Football Coach Loses Wife

The Miles family also had to deal with another loss this year.

Miles College Head Football Coach Reginald Ruffin lost his wife Monica to breast cancer in January. (Solomon Crenshaw, Jr., for the Birmingham Times)

Football coach Reginald Ruffin lost his wife Monica on Jan. 31, 2017, to breast cancer. She was 39.

“It’s been an uphill battle,” the coach said. “It’s been a journey … a journey I wouldn’t want anybody to go through. But to God be the glory, to God be the glory. Every day is ordered by him, the man up above. Every day.”

Ruffin is now a single father to Gabriel, a defensive back and wide receiver on the ninth-grade football team at Chelsea High School.

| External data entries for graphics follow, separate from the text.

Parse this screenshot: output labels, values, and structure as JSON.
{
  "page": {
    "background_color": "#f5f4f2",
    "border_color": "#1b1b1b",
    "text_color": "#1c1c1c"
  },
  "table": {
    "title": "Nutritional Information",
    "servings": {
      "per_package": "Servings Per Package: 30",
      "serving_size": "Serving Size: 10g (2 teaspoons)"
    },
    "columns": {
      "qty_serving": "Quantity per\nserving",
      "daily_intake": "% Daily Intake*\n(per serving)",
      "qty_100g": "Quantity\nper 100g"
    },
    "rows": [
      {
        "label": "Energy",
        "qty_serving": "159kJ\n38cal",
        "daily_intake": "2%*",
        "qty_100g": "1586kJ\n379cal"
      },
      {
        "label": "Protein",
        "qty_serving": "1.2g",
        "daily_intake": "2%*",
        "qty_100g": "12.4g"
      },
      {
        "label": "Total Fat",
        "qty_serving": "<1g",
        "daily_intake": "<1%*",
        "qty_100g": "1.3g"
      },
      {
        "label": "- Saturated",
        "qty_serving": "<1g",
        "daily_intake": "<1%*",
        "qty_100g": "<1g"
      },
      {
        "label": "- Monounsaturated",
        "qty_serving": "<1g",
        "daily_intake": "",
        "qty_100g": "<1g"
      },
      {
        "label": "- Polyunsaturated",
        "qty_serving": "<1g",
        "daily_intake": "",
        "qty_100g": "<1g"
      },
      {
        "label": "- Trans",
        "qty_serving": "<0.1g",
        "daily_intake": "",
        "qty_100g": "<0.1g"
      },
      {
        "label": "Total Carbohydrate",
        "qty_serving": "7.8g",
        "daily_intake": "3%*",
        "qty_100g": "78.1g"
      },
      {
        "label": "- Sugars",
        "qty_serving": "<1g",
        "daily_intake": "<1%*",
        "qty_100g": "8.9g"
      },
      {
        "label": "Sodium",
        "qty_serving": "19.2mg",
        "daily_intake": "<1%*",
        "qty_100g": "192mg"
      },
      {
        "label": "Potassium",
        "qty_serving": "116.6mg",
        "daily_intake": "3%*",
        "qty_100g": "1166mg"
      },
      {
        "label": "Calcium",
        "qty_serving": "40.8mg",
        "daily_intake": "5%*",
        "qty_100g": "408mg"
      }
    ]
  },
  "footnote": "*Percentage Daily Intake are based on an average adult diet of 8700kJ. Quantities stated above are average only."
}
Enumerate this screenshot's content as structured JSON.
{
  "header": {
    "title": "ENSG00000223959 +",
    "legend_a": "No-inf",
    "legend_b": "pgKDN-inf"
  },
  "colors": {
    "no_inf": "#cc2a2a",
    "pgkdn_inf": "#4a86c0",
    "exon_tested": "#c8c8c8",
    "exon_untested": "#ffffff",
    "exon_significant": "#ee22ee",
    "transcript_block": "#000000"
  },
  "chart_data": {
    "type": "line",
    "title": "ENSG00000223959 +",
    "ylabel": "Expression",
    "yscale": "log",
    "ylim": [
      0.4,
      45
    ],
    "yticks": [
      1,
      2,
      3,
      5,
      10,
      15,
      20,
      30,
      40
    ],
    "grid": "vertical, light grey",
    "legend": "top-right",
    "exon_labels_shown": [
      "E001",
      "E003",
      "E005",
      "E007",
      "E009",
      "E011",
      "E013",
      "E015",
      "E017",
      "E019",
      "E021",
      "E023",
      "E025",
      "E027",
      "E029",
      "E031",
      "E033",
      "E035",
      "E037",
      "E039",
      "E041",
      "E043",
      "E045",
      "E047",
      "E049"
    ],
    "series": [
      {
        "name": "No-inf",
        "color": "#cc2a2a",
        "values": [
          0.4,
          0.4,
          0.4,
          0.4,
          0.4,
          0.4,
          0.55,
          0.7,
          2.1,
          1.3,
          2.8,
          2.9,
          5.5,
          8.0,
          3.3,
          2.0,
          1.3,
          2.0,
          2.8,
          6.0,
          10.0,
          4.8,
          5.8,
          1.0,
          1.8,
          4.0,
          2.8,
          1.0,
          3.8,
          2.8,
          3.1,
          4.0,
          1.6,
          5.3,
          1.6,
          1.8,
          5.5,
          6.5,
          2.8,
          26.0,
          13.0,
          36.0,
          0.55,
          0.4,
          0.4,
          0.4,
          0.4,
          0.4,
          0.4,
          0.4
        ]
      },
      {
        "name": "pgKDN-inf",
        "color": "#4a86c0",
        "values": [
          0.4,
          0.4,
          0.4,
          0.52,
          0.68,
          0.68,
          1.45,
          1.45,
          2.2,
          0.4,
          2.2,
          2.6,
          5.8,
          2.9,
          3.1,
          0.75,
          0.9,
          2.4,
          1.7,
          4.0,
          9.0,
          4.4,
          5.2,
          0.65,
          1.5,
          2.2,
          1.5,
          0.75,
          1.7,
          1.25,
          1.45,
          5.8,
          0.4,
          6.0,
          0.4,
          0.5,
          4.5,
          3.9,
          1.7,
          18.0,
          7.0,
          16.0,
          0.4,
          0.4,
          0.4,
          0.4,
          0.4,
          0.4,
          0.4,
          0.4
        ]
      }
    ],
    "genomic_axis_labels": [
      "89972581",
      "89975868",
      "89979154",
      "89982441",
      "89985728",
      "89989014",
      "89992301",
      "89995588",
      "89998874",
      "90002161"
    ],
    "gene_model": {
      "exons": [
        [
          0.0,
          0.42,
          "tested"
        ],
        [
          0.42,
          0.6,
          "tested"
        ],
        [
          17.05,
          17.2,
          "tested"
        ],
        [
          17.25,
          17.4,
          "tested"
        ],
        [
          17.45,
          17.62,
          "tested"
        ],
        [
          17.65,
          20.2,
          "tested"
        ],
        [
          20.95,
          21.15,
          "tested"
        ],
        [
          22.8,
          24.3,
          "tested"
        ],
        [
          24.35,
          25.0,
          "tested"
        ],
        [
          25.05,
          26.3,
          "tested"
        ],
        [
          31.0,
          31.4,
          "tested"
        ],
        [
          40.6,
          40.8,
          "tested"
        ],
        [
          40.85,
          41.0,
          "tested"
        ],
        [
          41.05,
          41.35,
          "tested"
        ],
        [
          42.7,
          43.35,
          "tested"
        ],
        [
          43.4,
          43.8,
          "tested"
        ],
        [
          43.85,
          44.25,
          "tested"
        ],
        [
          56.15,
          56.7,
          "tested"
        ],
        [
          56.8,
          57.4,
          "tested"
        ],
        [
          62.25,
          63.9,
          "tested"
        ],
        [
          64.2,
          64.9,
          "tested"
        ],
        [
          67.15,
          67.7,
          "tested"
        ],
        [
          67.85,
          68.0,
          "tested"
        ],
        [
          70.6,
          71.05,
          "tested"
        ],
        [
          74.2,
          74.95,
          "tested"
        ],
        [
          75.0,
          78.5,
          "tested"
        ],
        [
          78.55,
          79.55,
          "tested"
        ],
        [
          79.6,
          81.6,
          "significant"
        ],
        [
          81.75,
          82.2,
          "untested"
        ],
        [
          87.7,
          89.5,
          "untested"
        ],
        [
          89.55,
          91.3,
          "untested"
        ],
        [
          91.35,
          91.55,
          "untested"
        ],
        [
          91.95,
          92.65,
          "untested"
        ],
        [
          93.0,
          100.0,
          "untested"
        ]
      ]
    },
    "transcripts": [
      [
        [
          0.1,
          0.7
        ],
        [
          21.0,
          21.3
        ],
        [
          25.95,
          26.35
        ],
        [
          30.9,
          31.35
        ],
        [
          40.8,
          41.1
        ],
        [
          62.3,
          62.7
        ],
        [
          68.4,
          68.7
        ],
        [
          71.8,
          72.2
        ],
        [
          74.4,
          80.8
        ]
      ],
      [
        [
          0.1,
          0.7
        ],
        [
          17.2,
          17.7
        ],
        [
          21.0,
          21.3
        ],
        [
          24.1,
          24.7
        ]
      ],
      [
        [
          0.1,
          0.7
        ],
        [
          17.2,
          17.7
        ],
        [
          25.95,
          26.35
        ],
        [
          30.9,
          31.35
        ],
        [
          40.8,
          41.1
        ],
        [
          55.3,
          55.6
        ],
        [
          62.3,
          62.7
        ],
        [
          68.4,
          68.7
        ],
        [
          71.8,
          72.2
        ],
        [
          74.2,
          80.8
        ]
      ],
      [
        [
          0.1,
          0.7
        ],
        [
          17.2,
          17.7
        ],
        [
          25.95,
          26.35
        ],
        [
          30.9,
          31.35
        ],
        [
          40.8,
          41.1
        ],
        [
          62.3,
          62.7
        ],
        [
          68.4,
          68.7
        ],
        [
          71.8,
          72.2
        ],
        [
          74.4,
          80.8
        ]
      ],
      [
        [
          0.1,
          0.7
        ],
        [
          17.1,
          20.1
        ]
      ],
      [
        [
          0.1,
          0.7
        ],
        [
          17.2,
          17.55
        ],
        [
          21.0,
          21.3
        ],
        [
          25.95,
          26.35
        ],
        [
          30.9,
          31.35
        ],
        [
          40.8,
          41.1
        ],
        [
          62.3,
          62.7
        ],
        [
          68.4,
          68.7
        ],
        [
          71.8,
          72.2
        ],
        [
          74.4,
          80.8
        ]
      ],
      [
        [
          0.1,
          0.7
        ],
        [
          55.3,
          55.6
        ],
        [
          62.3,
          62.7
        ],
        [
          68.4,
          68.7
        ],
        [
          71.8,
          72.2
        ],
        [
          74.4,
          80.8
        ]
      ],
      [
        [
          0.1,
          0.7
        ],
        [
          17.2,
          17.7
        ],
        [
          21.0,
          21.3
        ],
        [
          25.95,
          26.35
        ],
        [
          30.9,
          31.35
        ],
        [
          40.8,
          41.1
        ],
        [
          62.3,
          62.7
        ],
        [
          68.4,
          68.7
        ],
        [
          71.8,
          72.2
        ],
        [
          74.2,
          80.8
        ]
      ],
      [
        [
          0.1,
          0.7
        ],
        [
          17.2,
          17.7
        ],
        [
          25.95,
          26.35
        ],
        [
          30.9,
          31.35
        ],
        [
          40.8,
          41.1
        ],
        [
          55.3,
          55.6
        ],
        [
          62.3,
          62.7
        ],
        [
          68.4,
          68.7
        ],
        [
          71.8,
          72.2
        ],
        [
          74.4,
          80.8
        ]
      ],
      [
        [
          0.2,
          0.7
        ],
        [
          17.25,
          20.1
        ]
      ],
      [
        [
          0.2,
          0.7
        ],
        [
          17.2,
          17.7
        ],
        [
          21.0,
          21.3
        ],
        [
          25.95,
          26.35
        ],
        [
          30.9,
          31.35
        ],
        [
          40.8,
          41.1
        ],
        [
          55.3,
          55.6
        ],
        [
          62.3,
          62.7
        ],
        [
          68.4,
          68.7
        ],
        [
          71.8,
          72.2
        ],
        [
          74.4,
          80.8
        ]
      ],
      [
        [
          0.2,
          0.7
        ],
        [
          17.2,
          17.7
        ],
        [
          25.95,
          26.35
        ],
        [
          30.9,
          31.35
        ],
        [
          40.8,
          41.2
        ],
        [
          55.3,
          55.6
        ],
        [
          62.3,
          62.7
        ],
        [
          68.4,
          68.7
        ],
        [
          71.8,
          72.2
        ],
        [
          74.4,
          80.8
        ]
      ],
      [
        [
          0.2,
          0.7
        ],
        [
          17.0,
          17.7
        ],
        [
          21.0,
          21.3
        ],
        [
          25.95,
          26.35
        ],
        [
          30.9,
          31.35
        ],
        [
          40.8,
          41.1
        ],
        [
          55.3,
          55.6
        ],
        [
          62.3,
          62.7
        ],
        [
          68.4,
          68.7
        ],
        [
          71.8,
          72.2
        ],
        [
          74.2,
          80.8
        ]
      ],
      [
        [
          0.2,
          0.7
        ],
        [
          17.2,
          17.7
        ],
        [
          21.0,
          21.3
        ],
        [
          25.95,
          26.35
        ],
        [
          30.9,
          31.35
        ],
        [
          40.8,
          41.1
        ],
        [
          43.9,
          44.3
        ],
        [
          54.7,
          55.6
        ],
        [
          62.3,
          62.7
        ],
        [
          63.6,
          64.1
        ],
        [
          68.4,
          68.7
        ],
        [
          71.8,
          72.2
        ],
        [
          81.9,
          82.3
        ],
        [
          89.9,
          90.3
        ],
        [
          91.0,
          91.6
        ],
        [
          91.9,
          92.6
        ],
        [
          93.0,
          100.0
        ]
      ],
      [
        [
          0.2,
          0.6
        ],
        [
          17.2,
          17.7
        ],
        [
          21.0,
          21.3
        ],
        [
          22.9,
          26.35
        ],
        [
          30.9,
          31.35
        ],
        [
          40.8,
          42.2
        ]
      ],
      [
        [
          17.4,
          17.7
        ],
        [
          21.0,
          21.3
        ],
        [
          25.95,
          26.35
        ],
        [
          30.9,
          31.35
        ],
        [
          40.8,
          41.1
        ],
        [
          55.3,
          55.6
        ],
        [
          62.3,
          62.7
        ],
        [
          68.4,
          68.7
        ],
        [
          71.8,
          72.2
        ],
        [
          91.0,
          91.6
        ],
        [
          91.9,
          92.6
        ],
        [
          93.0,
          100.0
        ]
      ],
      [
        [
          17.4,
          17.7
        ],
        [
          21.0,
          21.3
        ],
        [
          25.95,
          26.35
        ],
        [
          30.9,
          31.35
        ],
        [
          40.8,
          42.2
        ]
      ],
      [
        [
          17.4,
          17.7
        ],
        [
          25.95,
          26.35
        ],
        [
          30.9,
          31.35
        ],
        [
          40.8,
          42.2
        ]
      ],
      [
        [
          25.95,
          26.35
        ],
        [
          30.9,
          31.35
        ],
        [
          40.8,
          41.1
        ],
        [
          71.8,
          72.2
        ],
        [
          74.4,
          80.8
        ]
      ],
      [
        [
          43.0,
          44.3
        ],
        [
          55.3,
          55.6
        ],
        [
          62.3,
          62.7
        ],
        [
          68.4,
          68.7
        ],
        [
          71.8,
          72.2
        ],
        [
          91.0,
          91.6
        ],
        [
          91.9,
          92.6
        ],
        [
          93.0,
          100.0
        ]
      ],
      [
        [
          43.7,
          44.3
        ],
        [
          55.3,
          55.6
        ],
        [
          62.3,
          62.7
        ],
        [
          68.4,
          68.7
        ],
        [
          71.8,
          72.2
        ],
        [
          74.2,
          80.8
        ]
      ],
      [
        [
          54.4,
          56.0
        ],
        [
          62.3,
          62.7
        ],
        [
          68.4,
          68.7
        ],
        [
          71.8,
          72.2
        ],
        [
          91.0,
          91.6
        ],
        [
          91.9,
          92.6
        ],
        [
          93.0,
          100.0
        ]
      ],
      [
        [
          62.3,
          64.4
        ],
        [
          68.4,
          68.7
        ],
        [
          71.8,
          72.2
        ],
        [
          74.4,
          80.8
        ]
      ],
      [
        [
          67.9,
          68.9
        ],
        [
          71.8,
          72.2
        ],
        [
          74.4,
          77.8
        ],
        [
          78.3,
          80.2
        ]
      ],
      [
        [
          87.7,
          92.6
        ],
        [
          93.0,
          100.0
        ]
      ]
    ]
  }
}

Father and son understand that everybody on a team plays a role. And each knew who was the MVP of Team Ruffin.

“She did everything,” the Miles coach said of his wife. “I was very grateful because she always wanted me to do what I needed to do to take care of the young men in the program that I oversaw every day. She would handle the household while I was gone doing my coaching duties.”

Taking Gabriel to practice and picking him up from practice, fixing dinner, handling household bills. Monica Ruffin did it all.

“She was like the core of the family,” the 13-year-old added.

Ruffin is amazed as he realizes all his wife did, calling her a “super woman.”

“We were a tag team,” he said. “It was, ‘You coach. I’ve got it. You handle your business.’ That’s what we did.”

The foundation of that team was laid in 1990 when Reginald met Monica. They became sweethearts at Choctaw County High School in west Alabama’s Black Belt.

“You enter high school and you see the girl of your dreams, someone you know you’re going to spend the rest of your life with,” he recalled. They married in 1999.

“She was the one who kept me grounded,” he said. “She’s the one who loved her team, loved Miles College. If I was getting ready for game-planning, she was right there with me. Every championship. Every win. Every loss. She was always there. Picked me up when I was down and lifted me up. She was my backbone. She was my rock.”

The team has also dealt with the passing of assistant head football coach Tony Oglesby, 53, who coached the defensive line for the Golden Bears since 2011, and battled cancer. He died in September.